La música y los niños
La música es una buena forma de educación para los niños en edades de preescolar, ya que esta registra una gran importancia para el desarrollo intelectual, auditivo, del habla, de la motricidad y sensorial de pequeño. El niño inicia a expresarse de otra manera y es capaz de integrarse activamente en la sociedad; la música le ayuda a lograr autonomía en sus actividades habituales, asumir el cuidado de sí mismo y del entorno. El niño que vive en contacto con la música aprende a convivir de mejor manera con otros niños, estableciendo una comunicación más harmoniosa. A esta edad la música les encanta. Les da seguridad emocional, confianza, porque se sienten comprendidos al compartir canciones, colaboración y respeto mutuo.
Los beneficios de la música en los niños, se percibe en la etapa de la alfabetización del niño, donde se ve más estimulada con la música. A través de las canciones infantiles, en las que las sílabas son rimadas y repetitivas, y acompañadas de gestos que se hacen al cantar, el niño mejora su forma de hablar y de entender el significado de cada palabra. Y así, se alfabetizará de una forma más rápida.
La música también es beneficiosa para el niño cuanto al poder de concentración, además de mejorar su capacidad de aprendizaje en matemática. La música es pura matemática. Además, facilita a los niños el aprendizaje de otros idiomas, potenciando su memoria.

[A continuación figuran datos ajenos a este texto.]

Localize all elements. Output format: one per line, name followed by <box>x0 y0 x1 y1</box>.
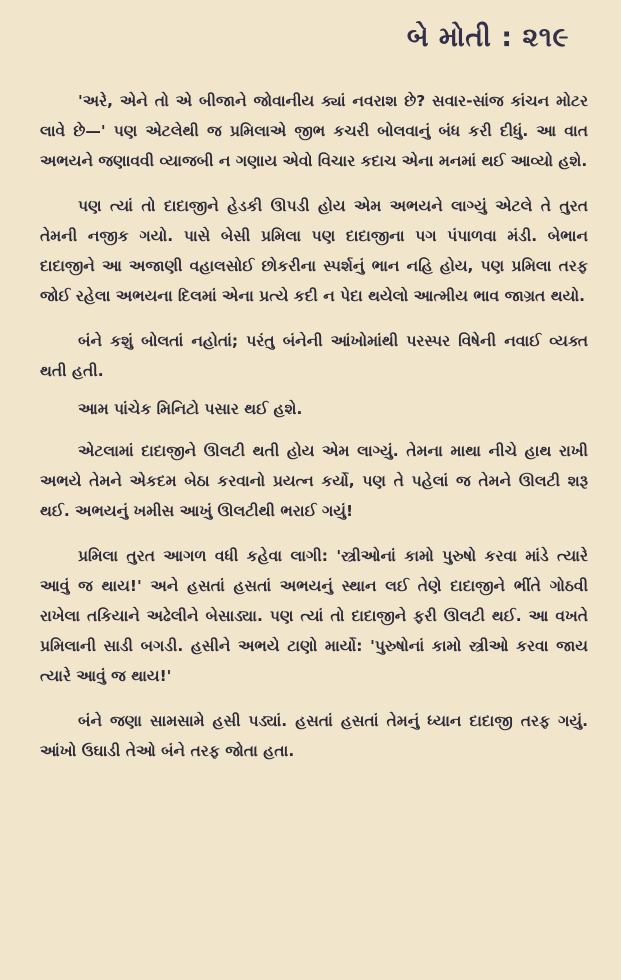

Con la música, la expresión corporal del niño se ve más estimulada. Utilizan nuevos recursos al adaptar su movimiento corporal a los ritmos de diferentes obras, contribuyendo de esta forma a la potenciación del control rítmico de su cuerpo. A través de la música, el niño puede mejorar su coordinación y combinar una serie de conductas. Túmbale boca arriba y muéveselos para que pueda bailar mientras que tú le cantas. Le puedes cargar y abrazar en tu regazo entonando otros ritmos infantiles.